Over the last decade, the confrontation between Russia and Western countries has continued to increase on strategic diplomatic issues: enlargement of the Atlantic Alliance, Ukraine, Nagorno-Karabakh, Iran, Mali, the Middle East … point that in L’Humanité Sunday of December 23, Andreï Gratchev believes that “the world is leaping backwards” and that “the disappearance of the USSR did not lead to a more stable and less dangerous world” . Why ? The Russian attitude towards its neighbors can explain it, when the disagreements were settled by Moscow with warnings and economic restrictions vis-à-vis Belarus, Georgia, Ukraine, Moldova or Armenia for example. But, for the Russian author,“The great part of the responsibility lies with the West, which has not admitted Russia to the common European home. The latter was in a way ejected from it because it was considered a potential threat ” .

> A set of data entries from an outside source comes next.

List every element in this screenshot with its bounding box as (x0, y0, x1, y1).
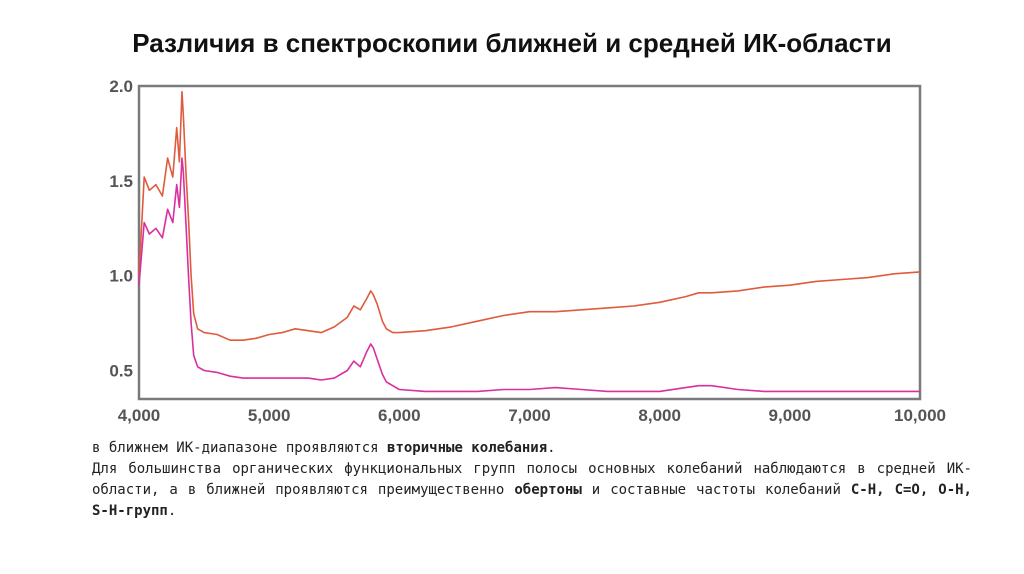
x-tick-label: 4,000 (118, 406, 161, 425)
caption-paragraph: Для большинства органических функциональ… (92, 459, 972, 522)
y-tick-label: 0.5 (109, 362, 133, 381)
caption-line-1: в ближнем ИК-диапазоне проявляются втори… (92, 438, 972, 459)
caption-paragraph-mid: и составные частоты колебаний (581, 482, 851, 498)
caption-paragraph-text: Для большинства органических функциональ… (92, 461, 972, 498)
slide-title: Различия в спектроскопии ближней и средн… (132, 28, 892, 58)
caption: в ближнем ИК-диапазоне проявляются втори… (92, 438, 972, 522)
x-tick-label: 7,000 (508, 406, 551, 425)
caption-groups: С-Н, С=О, О-Н, S-Н-групп (92, 482, 972, 519)
caption-line-1-prefix: в ближнем ИК-диапазоне проявляются (92, 440, 388, 456)
caption-overtones: обертоны (514, 482, 582, 498)
plot-frame (137, 84, 922, 401)
y-tick-label: 2.0 (109, 77, 133, 96)
x-tick-label: 6,000 (378, 406, 421, 425)
caption-line-1-suffix: . (547, 440, 556, 456)
spectrum-chart: 0.5 1.0 1.5 2.0 4,000 5,000 6,000 7,000 8,000 9,… (109, 77, 946, 425)
plot-area (137, 84, 922, 401)
x-tick-label: 5,000 (248, 406, 291, 425)
x-tick-label: 10,000 (894, 406, 946, 425)
series-line-1 (138, 90, 921, 342)
y-axis-ticks: 0.5 1.0 1.5 2.0 (109, 77, 133, 381)
x-tick-label: 9,000 (769, 406, 812, 425)
caption-secondary-vibrations: вторичные колебания (387, 440, 548, 456)
y-tick-label: 1.0 (109, 267, 133, 286)
series-line-2 (138, 157, 920, 393)
x-axis-ticks: 4,000 5,000 6,000 7,000 8,000 9,000 10,000 (118, 406, 946, 425)
y-tick-label: 1.5 (109, 172, 133, 191)
series-group (138, 90, 921, 393)
caption-paragraph-end: . (167, 503, 177, 519)
x-tick-label: 8,000 (638, 406, 681, 425)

The events in Ukraine and around the Donbass confirm tensions unprecedented since the end of the Cold War between the United States and Russia. “We are not immune to an incident,” predict some diplomats. On the occasion of his traditional end-of-year press conference, Vladimir Poutin, this Thursday, was less vehement than in the past. On the Ukrainian issue, the Russian executive, which presented two draft peace treaties to review the European security architecture, judged the first American reactions to be “positive” . “Our American partners are ready to start this discussion, these negotiations, from the beginning of the year in Geneva”, declared Vladimir Poutine, recalling that“There must be no NATO advancing eastward. The ball is in their court, they must answer us. Will these red lines be enough? “The fundamental problem of post-Soviet ‘Eurasian integration’ lies in the inability of Russia, in its thirty years of existence as an independent state, to find an effective socio-economic development model which inspires its neighbors », Considers Andrei Kortunov, director general of the Russian Council for International Affairs.